With data Comes Actionable Insights
Actionable insights are conclusions and actions that come after data collection and analysis.
Packaging businesses can turn data into actionable insights by harnessing data from various sources, such as raw material inventory, supply chain information, job and machine status, and customer feedback. Once areas for optimization are identified, businesses can make strategic adjustments to improve performance and efficiency.
Very soon, cutting-edge technological models, such as advanced automation, machine learning, and even artificial intelligence, will be able to create real-time actionable insights from processing data collected across all business areas.
What Areas of Packaging Manufacturing Can Be Improved with Advanced Packaging Automation?
Streamlining processes and ensuring impeccable data quality are vital preparatory measures for businesses for a complete automated operation. Industry 4.0 technologies excel at analyzing extensive datasets to detect patterns, optimize processes, and make proactive recommendations for continuous improvement.
These are three examples of where your packaging business can profit from advanced automation and other Industry 4.0 technology:
- Enhanced Quality Control and Inspection: Technologies enable advanced Quality Control (QC) and inspection processes in packaging manufacturing. Data-powered systems, such as Escada Automatic Corrugator Warp Control, can detect defects, inconsistencies, and deviations from quality standards more accurately and efficiently than traditional or manual methods.
Manufacturers can quickly identify defects by leveraging computer vision, machine learning, and data analytics to reduce waste and ensure product quality and consistency. - Predictive Maintenance and Optimization: Predictive maintenance solutions transform packaging operations by proactively identifying equipment failures and performance issues before they occur. Advanced algorithms predict maintenance needs, schedule downtime efficiently, and optimize equipment performance by analyzing data from sensors, machines, and production processes, as featured in Escada Reliability.

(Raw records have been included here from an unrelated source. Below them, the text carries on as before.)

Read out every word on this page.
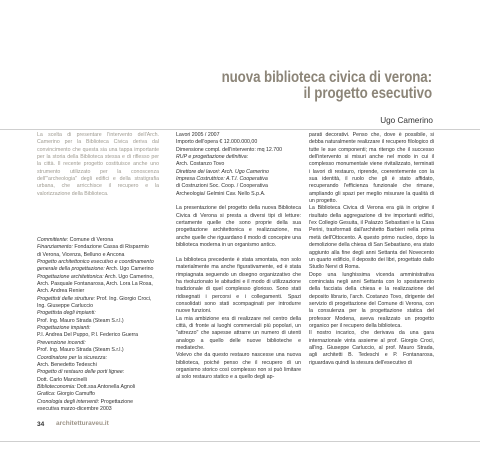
nuova biblioteca civica di verona:
il progetto esecutivo
Ugo Camerino

La scelta di presentare l'intervento dell'Arch. Camerino per la Biblioteca Civica deriva dal convincimento che questa sia una tappa importante per la storia della Biblioteca stessa e di riflesso per la città. Il recente progetto costituisce anche uno strumento utilizzato per la conoscenza dell'"archeologia" degli edifici e della stratigrafia urbana, che arricchisce il recupero e la valorizzazione della Biblioteca.

Committente: Comune di Verona
Finanziamento: Fondazione Cassa di Risparmio
di Verona, Vicenza, Belluno e Ancona
Progetto architettonico esecutivo e coordinamento
generale della progettazione: Arch. Ugo Camerino
Progettazione architettonica: Arch. Ugo Camerino,
Arch. Pasquale Fontanarosa, Arch. Lora La Rosa,
Arch. Andrea Renier
Progettisti delle strutture: Prof. Ing. Giorgio Croci,
Ing. Giuseppe Carluccio
Progettista degli impianti:
Prof. Ing. Mauro Strada (Steam S.r.l.)
Progettazione impianti:
P.I. Andrea Del Puppo, P.I. Federico Guerra
Prevenzione incendi:
Prof. Ing. Mauro Strada (Steam S.r.l.)
Coordinatore per la sicurezza:
Arch. Benedetto Tedeschi
Progetto di restauro delle porti lignee:
Dott. Carlo Mancinelli
Biblioteconomia: Dott.ssa Antonella Agnoli
Grafica: Giorgio Camuffo
Cronologia degli interventi: Progettazione
esecutiva marzo-dicembre 2003
Lavori 2005 / 2007
Importo dell'opera € 12.000.000,00
Dimensione compl. dell'intervento: mq 12.700
RUP e progettazione definitiva:
Arch. Costanzo Tovo
Direttore dei lavori: Arch. Ugo Camerino
Impresa Costruttrice: A.T.I. Cooperativa
di Costruzioni Soc. Coop. / Cooperativa
Archeologia/ Gelmini Cav. Nello S.p.A.

La presentazione del progetto della nuova Biblioteca Civica di Verona si presta a diversi tipi di letture: certamente quelle che sono proprie della sua progettazione architettonica e realizzazione, ma anche quelle che riguardano il modo di concepire una biblioteca moderna in un organismo antico.

La biblioteca precedente è stata smontata, non solo materialmente ma anche figurativamente, ed è stata rimpiagnata seguendo un disegno organizzativo che ha rivoluzionato le abitudini e il modo di utilizzazione tradizionale di quel complesso glorioso. Sono stati ridisegnati i percorsi e i collegamenti. Spazi consolidati sono stati scompaginati per introdurre nuove funzioni.

La mia ambizione era di realizzare nel centro della città, di fronte ai luoghi commerciali più popolari, un "attrezzo" che sapesse attrarre un numero di utenti analogo a quello delle nuove biblioteche e mediateche.

Volevo che da questo restauro nascesse una nuova biblioteca, poiché penso che il recupero di un organismo storico così complesso non si può limitare al solo restauro statico e a quello degli ap-

parati decorativi. Penso che, dove è possibile, si debba naturalmente realizzare il recupero filologico di tutte le sue componenti; ma ritengo che il successo dell'intervento si misuri anche nel modo in cui il complesso monumentale viene rivitalizzato, terminati i lavori di restauro, riprende, coerentemente con la sua identità, il ruolo che gli è stato affidato, recuperando l'efficienza funzionale che rimane, ampliando gli spazi per meglio misurare la qualità di un progetto.

La Biblioteca Civica di Verona era già in origine il risultato della aggregazione di tre importanti edifici, l'ex Collegio Gesuita, il Palazzo Sebastiani e la Casa Perini, trasformati dall'architetto Barbieri nella prima metà dell'Ottocento. A questo primo nucleo, dopo la demolizione della chiesa di San Sebastiano, era stato aggiunto alla fine degli anni Settanta del Novecento un quarto edificio, il deposito dei libri, progettato dallo Studio Nervi di Roma.

Dopo una lunghissima vicenda amministrativa cominciata negli anni Settanta con lo spostamento della facciata della chiesa e la realizzazione del deposito librario, l'arch. Costanzo Tovo, dirigente del servizio di progettazione del Comune di Verona, con la consulenza per la progettazione statica del professor Modena, aveva realizzato un progetto organico per il recupero della biblioteca.

Il nostro incarico, che derivava da una gara internazionale vinta assieme al prof. Giorgio Croci, all'ing. Giuseppe Carluccio, al prof. Mauro Strada, agli architetti B. Tedeschi e P. Fontanarosa, riguardava quindi la stesura dell'esecutivo di

34 architetturaveu.it
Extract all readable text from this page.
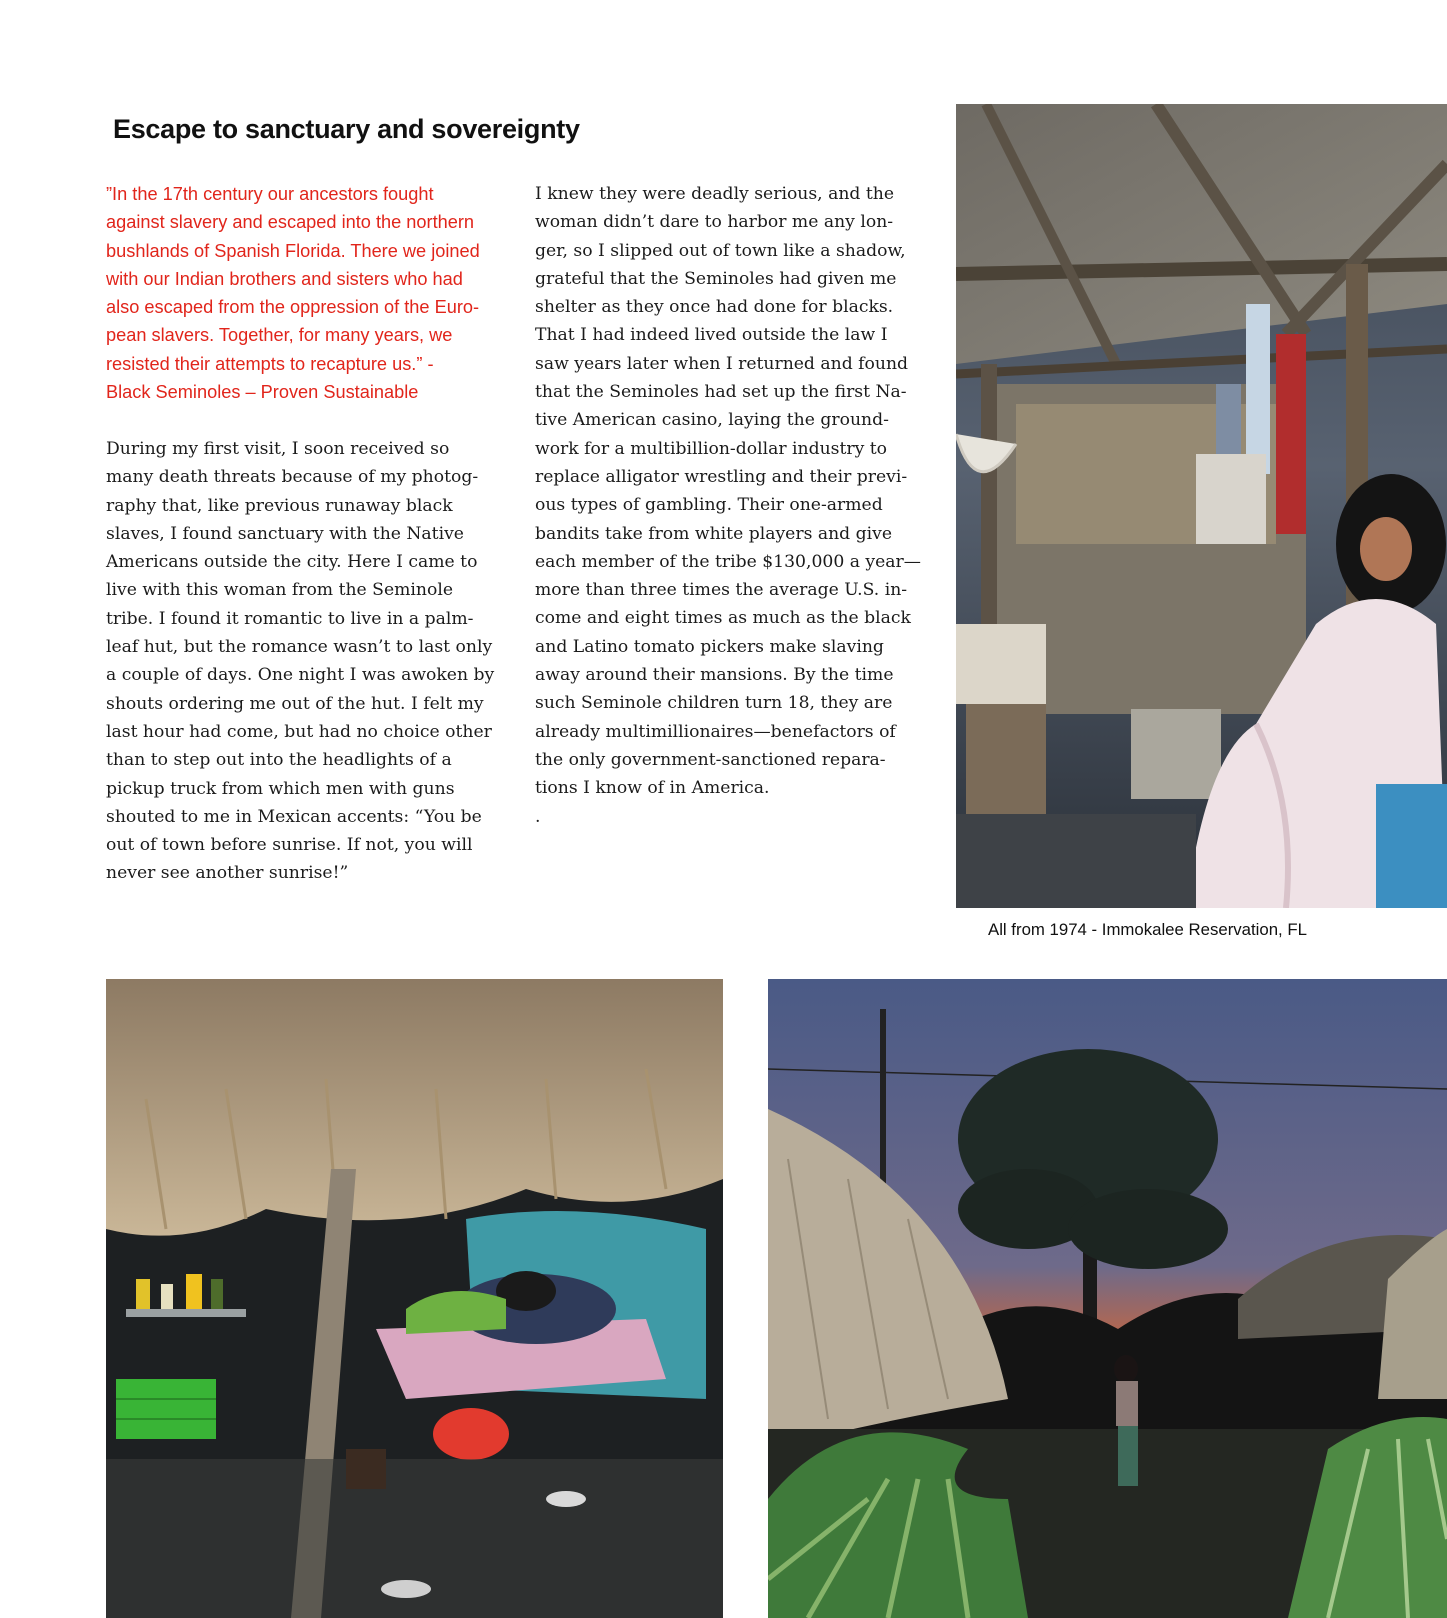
Escape to sanctuary and sovereignty

”In the 17th century our ancestors fought
against slavery and escaped into the northern
bushlands of Spanish Florida. There we joined
with our Indian brothers and sisters who had
also escaped from the oppression of the Euro-
pean slavers. Together, for many years, we
resisted their attempts to recapture us.” -
Black Seminoles – Proven Sustainable

During my first visit, I soon received so
many death threats because of my photog-
raphy that, like previous runaway black
slaves, I found sanctuary with the Native
Americans outside the city. Here I came to
live with this woman from the Seminole
tribe. I found it romantic to live in a palm-
leaf hut, but the romance wasn’t to last only
a couple of days. One night I was awoken by
shouts ordering me out of the hut. I felt my
last hour had come, but had no choice other
than to step out into the headlights of a
pickup truck from which men with guns
shouted to me in Mexican accents: “You be
out of town before sunrise. If not, you will
never see another sunrise!”

I knew they were deadly serious, and the
woman didn’t dare to harbor me any lon-
ger, so I slipped out of town like a shadow,
grateful that the Seminoles had given me
shelter as they once had done for blacks.
That I had indeed lived outside the law I
saw years later when I returned and found
that the Seminoles had set up the first Na-
tive American casino, laying the ground-
work for a multibillion-dollar industry to
replace alligator wrestling and their previ-
ous types of gambling. Their one-armed
bandits take from white players and give
each member of the tribe $130,000 a year—
more than three times the average U.S. in-
come and eight times as much as the black
and Latino tomato pickers make slaving
away around their mansions. By the time
such Seminole children turn 18, they are
already multimillionaires—benefactors of
the only government-sanctioned repara-
tions I know of in America.
.

All from 1974 - Immokalee Reservation, FL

This proactive approach minimizes unplanned downtime, reduces maintenance costs, and maximizes Overall Equipment Effectiveness (OEE), increasing productivity and profitability. - Supply Chain Optimization and Demand Forecasting: Advanced algorithms can generate accurate demand forecasts, optimize inventory levels, and improve supply chain efficiency by analyzing vast amounts of data from various sources, including sales data, market trends, weather patterns, and supplier information. With AI-driven insights, packaging businesses can anticipate changes in demand, adjust production schedules accordingly, minimize stockouts and excess inventory, and enhance overall supply chain resilience and agility.
How can eProductivity Software help you Future-Proof your Business with Data?

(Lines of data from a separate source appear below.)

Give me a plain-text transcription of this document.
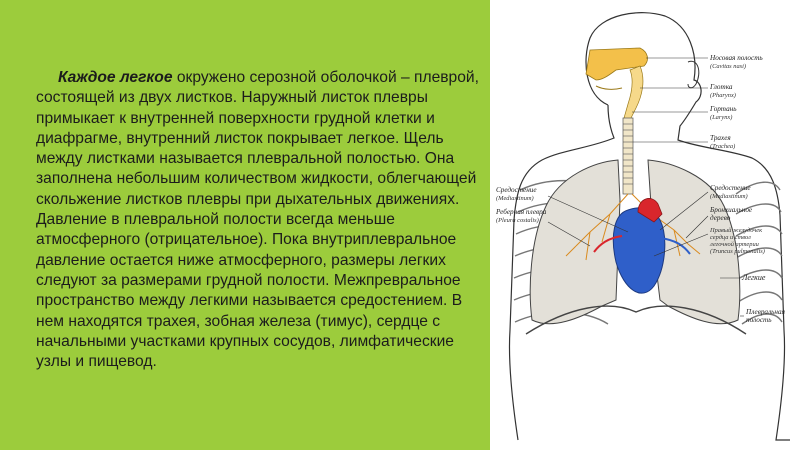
Каждое легкое окружено серозной оболочкой – плеврой, состоящей из двух листков. Наружный листок плевры примыкает к внутренней поверхности грудной клетки и диафрагме, внутренний листок покрывает легкое. Щель между листками называется плевральной полостью. Она заполнена небольшим количеством жидкости, облегчающей скольжение листков плевры при дыхательных движениях. Давление в плевральной полости всегда меньше атмосферного (отрицательное). Пока внутриплевральное давление остается ниже атмосферного, размеры легких следуют за размерами грудной полости. Межпревральное пространство между легкими называется средостением. В нем находятся трахея, зобная железа (тимус), сердце с начальными участками крупных сосудов, лимфатические узлы и пищевод.

Носовая полость
(Cavitas nasi)
Глотка
(Pharynx)
Гортань
(Larynx)
Трахея
(Trachea)
Средостение
(Mediastinum)
Бронхиальное
дерево
Правый желудочек
сердца и ствол
легочной артерии
(Truncus pulmonalis)
Легкие
Плевральная
полость
Средостение
(Mediastinum)
Реберная плевра
(Pleura costalis)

Access to real-time, high-quality data is paramount to pushing continual improvement and success in packaging businesses. Collecting and analyzing this data enables informed decision-making, constituting the cornerstone of actionable insights.
Fundamentally, the successful implementation of any model depends on meticulous data collection and analysis across crucial areas such as material requirements, workforce productivity, machine efficiency, and supply chain dynamics.
ePS Packaging is an indispensable partner for packaging and corrugated businesses. It delivers tailor-made solutions that drive efficiency, reduce costs, and future-proof operations through continuous innovation and user-centric design.
By offering comprehensive end-to-end solutions tailored specifically for this sector, we provide companies with the tools to embark on their digital transformation journey towards intelligent manufacturing processes and advanced automation.